Replication Architecture¶
This document describes the internal architecture of NornicDB's replication system for contributors and advanced users.
For user documentation, see Clustering Guide
Overview¶
NornicDB supports three replication modes to meet different availability and consistency requirements:
| Mode | Nodes | Consistency | Use Case |
|---|---|---|---|
| Standalone | 1 | N/A | Development, testing, small workloads |
| Hot Standby | 2 | Eventual | Simple HA, fast failover |
| Raft Cluster | 3-5 | Strong | Production HA, consistent reads |
| Multi-Region | 6+ | Configurable | Global distribution, disaster recovery |
Architecture Diagram¶
┌────────────────────────────────────────────────────────────────────────────────┐
│ NORNICDB REPLICATION ARCHITECTURE │
├────────────────────────────────────────────────────────────────────────────────┤
│ │
│ MODE 1: HOT STANDBY (2 nodes) │
│ ┌─────────────┐ WAL Stream ┌─────────────┐ │
│ │ Primary │ ──────────────────► │ Standby │ │
│ │ (writes) │ (async/quorum) │ (failover) │ │
│ └─────────────┘ └─────────────┘ │
│ │
│ MODE 2: RAFT CLUSTER (3-5 nodes) │
│ ┌─────────────┐ ┌─────────────┐ ┌─────────────┐ │
│ │ Leader │◄──►│ Follower │◄──►│ Follower │ │
│ │ (writes) │ │ (reads) │ │ (reads) │ │
│ └─────────────┘ └─────────────┘ └─────────────┘ │
│ │ │ │ │
│ └──────────────────┴──────────────────┘ │
│ Raft Consensus │
│ │
│ MODE 3: MULTI-REGION (Raft clusters + cross-region HA) │
│ ┌─────────────────────────┐ ┌─────────────────────────┐ │
│ │ US-EAST REGION │ │ EU-WEST REGION │ │
│ │ ┌───┐ ┌───┐ ┌───┐ │ │ ┌───┐ ┌───┐ ┌───┐ │ │
│ │ │ L │ │ F │ │ F │ │ WAL │ │ L │ │ F │ │ F │ │ │
│ │ └───┘ └───┘ └───┘ │◄────►│ └───┘ └───┘ └───┘ │ │
│ │ Raft Cluster A │async │ Raft Cluster B │ │
│ └─────────────────────────┘ └─────────────────────────┘ │
│ │
└────────────────────────────────────────────────────────────────────────────────┘
Package Structure¶
pkg/replication/
├── config.go # Configuration loading and validation
├── replicator.go # Core Replicator interface and factory
├── transport.go # ClusterTransport over TCP (gob-framed messages)

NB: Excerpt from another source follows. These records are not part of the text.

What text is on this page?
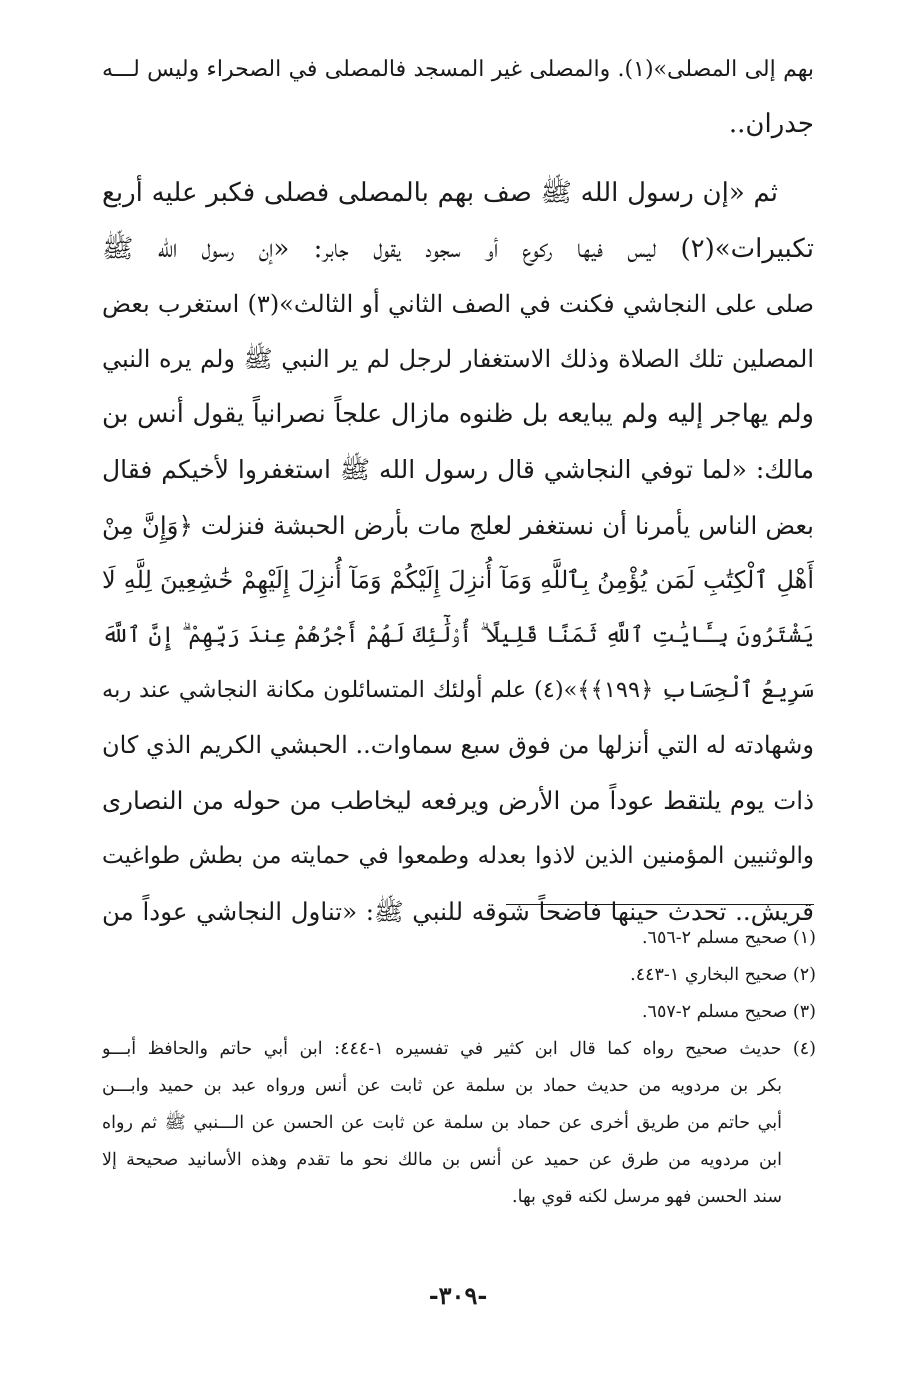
بهم إلى المصلى»(١). والمصلى غير المسجد فالمصلى في الصحراء وليس لـــه
جدران..
ثم «إن رسول الله ﷺ صف بهم بالمصلى فصلى فكبر عليه أربع
تكبيرات»(٢) ليس فيها ركوع أو سجود يقول جابر: «إن رسول الله ﷺ
صلى على النجاشي فكنت في الصف الثاني أو الثالث»(٣) استغرب بعض
المصلين تلك الصلاة وذلك الاستغفار لرجل لم ير النبي ﷺ ولم يره النبي
ولم يهاجر إليه ولم يبايعه بل ظنوه مازال علجاً نصرانياً يقول أنس بن
مالك: «لما توفي النجاشي قال رسول الله ﷺ استغفروا لأخيكم فقال
بعض الناس يأمرنا أن نستغفر لعلج مات بأرض الحبشة فنزلت ﴿وَإِنَّ مِنْ
أَهْلِ ٱلْكِتَٰبِ لَمَن يُؤْمِنُ بِٱللَّهِ وَمَآ أُنزِلَ إِلَيْكُمْ وَمَآ أُنزِلَ إِلَيْهِمْ خَٰشِعِينَ لِلَّهِ لَا
يَشْتَرُونَ بِـَٔايَٰتِ ٱللَّهِ ثَمَنًا قَلِيلًا ۗ أُو۟لَٰٓئِكَ لَهُمْ أَجْرُهُمْ عِندَ رَبِّهِمْ ۗ إِنَّ ٱللَّهَ
سَرِيعُ ٱلْحِسَابِ ﴿١٩٩﴾﴾»(٤) علم أولئك المتسائلون مكانة النجاشي عند ربه
وشهادته له التي أنزلها من فوق سبع سماوات.. الحبشي الكريم الذي كان
ذات يوم يلتقط عوداً من الأرض ويرفعه ليخاطب من حوله من النصارى
والوثنيين المؤمنين الذين لاذوا بعدله وطمعوا في حمايته من بطش طواغيت
قريش.. تحدث حينها فاضحاً شوقه للنبي ﷺ: «تناول النجاشي عوداً من
(١) صحيح مسلم ٢-٦٥٦.
(٢) صحيح البخاري ١-٤٤٣.
(٣) صحيح مسلم ٢-٦٥٧.
(٤) حديث صحيح رواه كما قال ابن كثير في تفسيره ١-٤٤٤: ابن أبي حاتم والحافظ أبـــو
بكر بن مردويه من حديث حماد بن سلمة عن ثابت عن أنس ورواه عبد بن حميد وابـــن
أبي حاتم من طريق أخرى عن حماد بن سلمة عن ثابت عن الحسن عن الـــنبي ﷺ ثم رواه
ابن مردويه من طرق عن حميد عن أنس بن مالك نحو ما تقدم وهذه الأسانيد صحيحة إلا
سند الحسن فهو مرسل لكنه قوي بها.
-٣٠٩-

├── ha_standby.go # Hot Standby implementation
├── raft.go # Raft consensus implementation
├── multi_region.go # Multi-region coordinator
├── codec.go # Gob codecs (node/edge payloads, helpers)

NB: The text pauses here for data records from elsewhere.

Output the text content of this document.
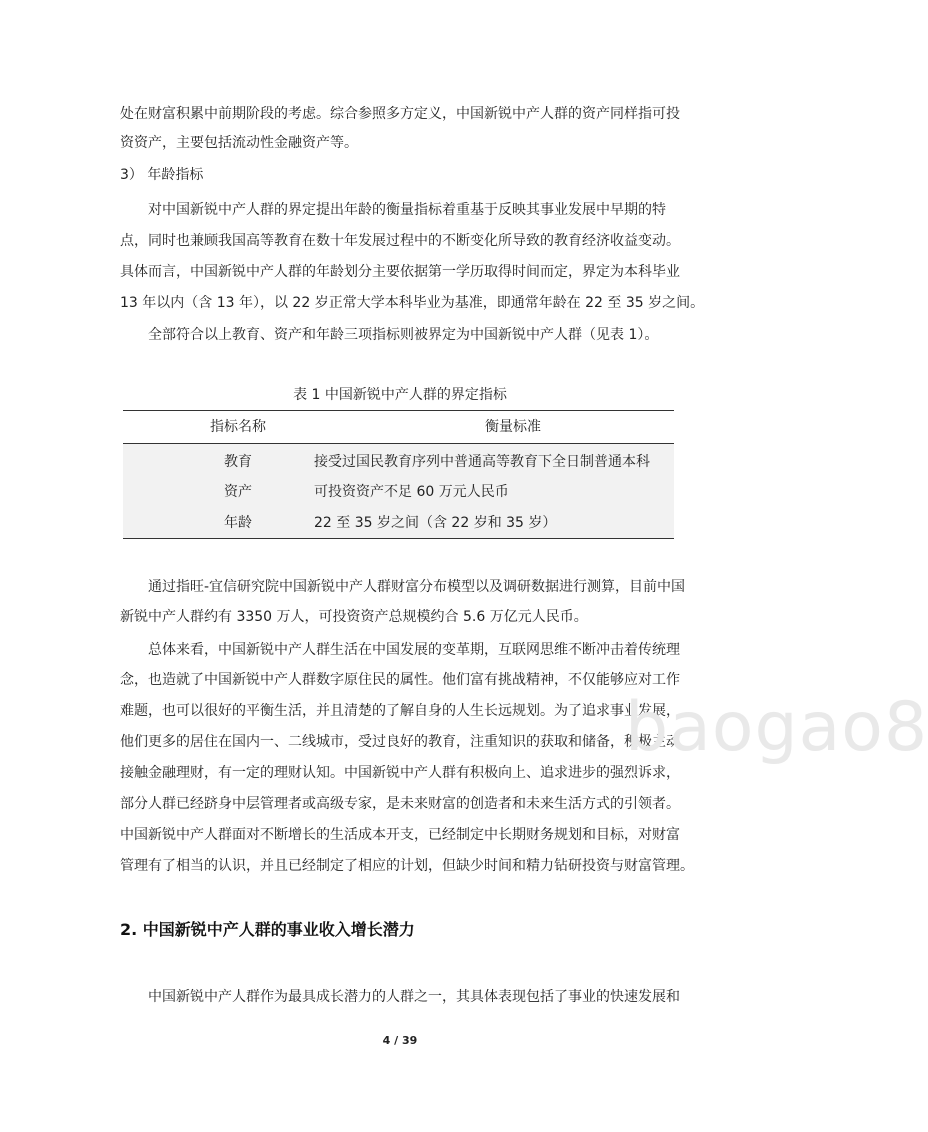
处在财富积累中前期阶段的考虑。综合参照多方定义，中国新锐中产人群的资产同样指可投
资资产，主要包括流动性金融资产等。
3） 年龄指标
对中国新锐中产人群的界定提出年龄的衡量指标着重基于反映其事业发展中早期的特
点，同时也兼顾我国高等教育在数十年发展过程中的不断变化所导致的教育经济收益变动。
具体而言，中国新锐中产人群的年龄划分主要依据第一学历取得时间而定，界定为本科毕业
13 年以内（含 13 年），以 22 岁正常大学本科毕业为基准，即通常年龄在 22 至 35 岁之间。
全部符合以上教育、资产和年龄三项指标则被界定为中国新锐中产人群（见表 1）。
表 1 中国新锐中产人群的界定指标
指标名称	衡量标准
教育	接受过国民教育序列中普通高等教育下全日制普通本科
资产	可投资资产不足 60 万元人民币
年龄	22 至 35 岁之间（含 22 岁和 35 岁）
通过指旺-宜信研究院中国新锐中产人群财富分布模型以及调研数据进行测算，目前中国
新锐中产人群约有 3350 万人，可投资资产总规模约合 5.6 万亿元人民币。
总体来看，中国新锐中产人群生活在中国发展的变革期，互联网思维不断冲击着传统理
念，也造就了中国新锐中产人群数字原住民的属性。他们富有挑战精神，不仅能够应对工作
难题，也可以很好的平衡生活，并且清楚的了解自身的人生长远规划。为了追求事业发展，
他们更多的居住在国内一、二线城市，受过良好的教育，注重知识的获取和储备，积极主动
接触金融理财，有一定的理财认知。中国新锐中产人群有积极向上、追求进步的强烈诉求，
部分人群已经跻身中层管理者或高级专家，是未来财富的创造者和未来生活方式的引领者。
中国新锐中产人群面对不断增长的生活成本开支，已经制定中长期财务规划和目标，对财富
管理有了相当的认识，并且已经制定了相应的计划，但缺少时间和精力钻研投资与财富管理。
baogao8
2. 中国新锐中产人群的事业收入增长潜力
中国新锐中产人群作为最具成长潜力的人群之一，其具体表现包括了事业的快速发展和
4 / 39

├── handlers.go # Cluster message dispatch/handler registration
├── chaos_test.go # Chaos testing infrastructure
├── scenario_test.go # E2E scenario tests
└── replication_test.go # Unit tests
Core Interfaces¶
Replicator Interface¶
All replication modes implement this interface:
type Replicator interface {
// Start starts the replicator
Start(ctx context.Context) error
// Apply applies a write operation (routes to leader if needed)

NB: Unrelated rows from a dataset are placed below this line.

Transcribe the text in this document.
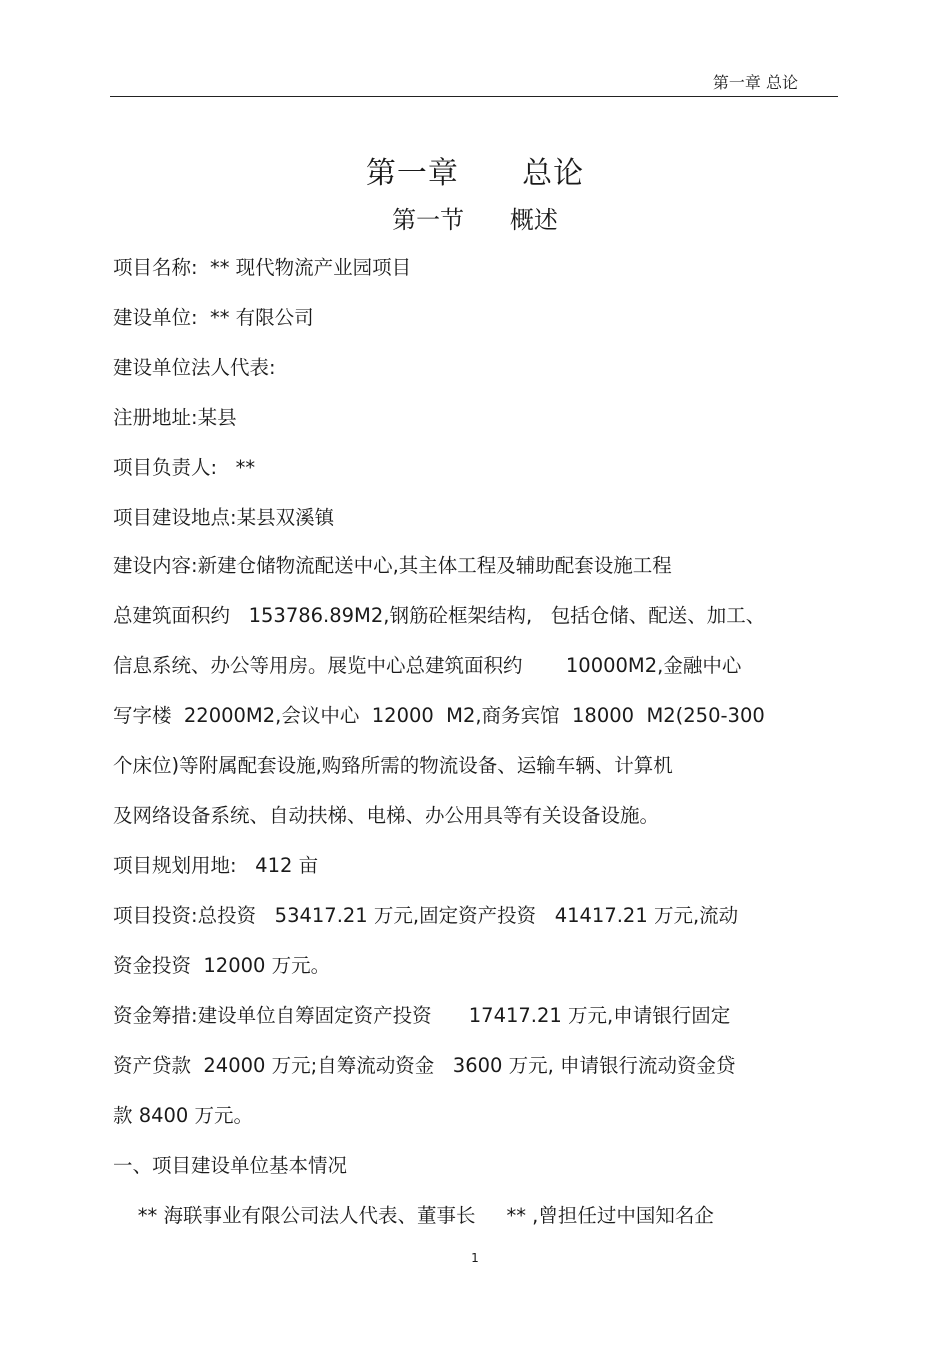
第一章 总论
第一章      总论
第一节      概述
项目名称:  ** 现代物流产业园项目
建设单位:  ** 有限公司
建设单位法人代表:
注册地址:某县
项目负责人:   **
项目建设地点:某县双溪镇
建设内容:新建仓储物流配送中心,其主体工程及辅助配套设施工程
总建筑面积约   153786.89M2,钢筋砼框架结构,   包括仓储、配送、加工、
信息系统、办公等用房。展览中心总建筑面积约       10000M2,金融中心
写字楼  22000M2,会议中心  12000  M2,商务宾馆  18000  M2(250-300
个床位)等附属配套设施,购臵所需的物流设备、运输车辆、计算机
及网络设备系统、自动扶梯、电梯、办公用具等有关设备设施。
项目规划用地:   412 亩
项目投资:总投资   53417.21 万元,固定资产投资   41417.21 万元,流动
资金投资  12000 万元。
资金筹措:建设单位自筹固定资产投资      17417.21 万元,申请银行固定
资产贷款  24000 万元;自筹流动资金   3600 万元, 申请银行流动资金贷
款 8400 万元。
一、项目建设单位基本情况
** 海联事业有限公司法人代表、董事长     ** ,曾担任过中国知名企
1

Apply(cmd *Command, timeout time.Duration) error
// IsLeader returns true if this node can accept writes
IsLeader() bool
// LeaderAddr returns the address of the current leader
LeaderAddr() string
// LeaderID returns the ID of the current leader
LeaderID() string
// Health returns health status
Health() *HealthStatus
// WaitForLeader blocks until a leader is elected
WaitForLeader(timeout time.Duration) error
// Mode returns the replication mode
Mode() ReplicationMode
// NodeID returns this node's ID
NodeID() string
// Shutdown gracefully shuts down
Shutdown() error
}
Current Implementation Notes¶
- Transport:
pkg/replication/transport.gouses a plain TCP listener with framed gob messages for cluster RPCs (heartbeat, WAL batch, Raft messages). - Payloads:
pkg/replication/codec.godefines replication-safe payloads for nodes/edges. Node payloads include embeddings (NamedEmbeddings,ChunkEmbeddings) so embeddings replicate in HA mode. - Write Path: the base storage engine is wrapped by
pkg/replication/replicated_engine.go, which converts writes intoreplication.Commandand routes them through the activeReplicator. - WAL Streaming:
pkg/replication/storage_adapter.gomaintains a persistent WAL (restart/recovery) plus an in-memory WAL slice to avoid repeated full-file scans during streaming, and uses an async WAL write queue for lower per-write latency.
Transport Interface¶
Node-to-node communication:
type Transport interface {
// Connect establishes a connection to a peer
Connect(ctx context.Context, addr string) (PeerConnection, error)
// Listen accepts incoming connections
Listen(ctx context.Context, addr string, handler ConnectionHandler) error
// Close shuts down the transport
Close() error
}
type PeerConnection interface {
// WAL streaming (Hot Standby)
SendWALBatch(ctx context.Context, entries []*WALEntry) (*WALBatchResponse, error)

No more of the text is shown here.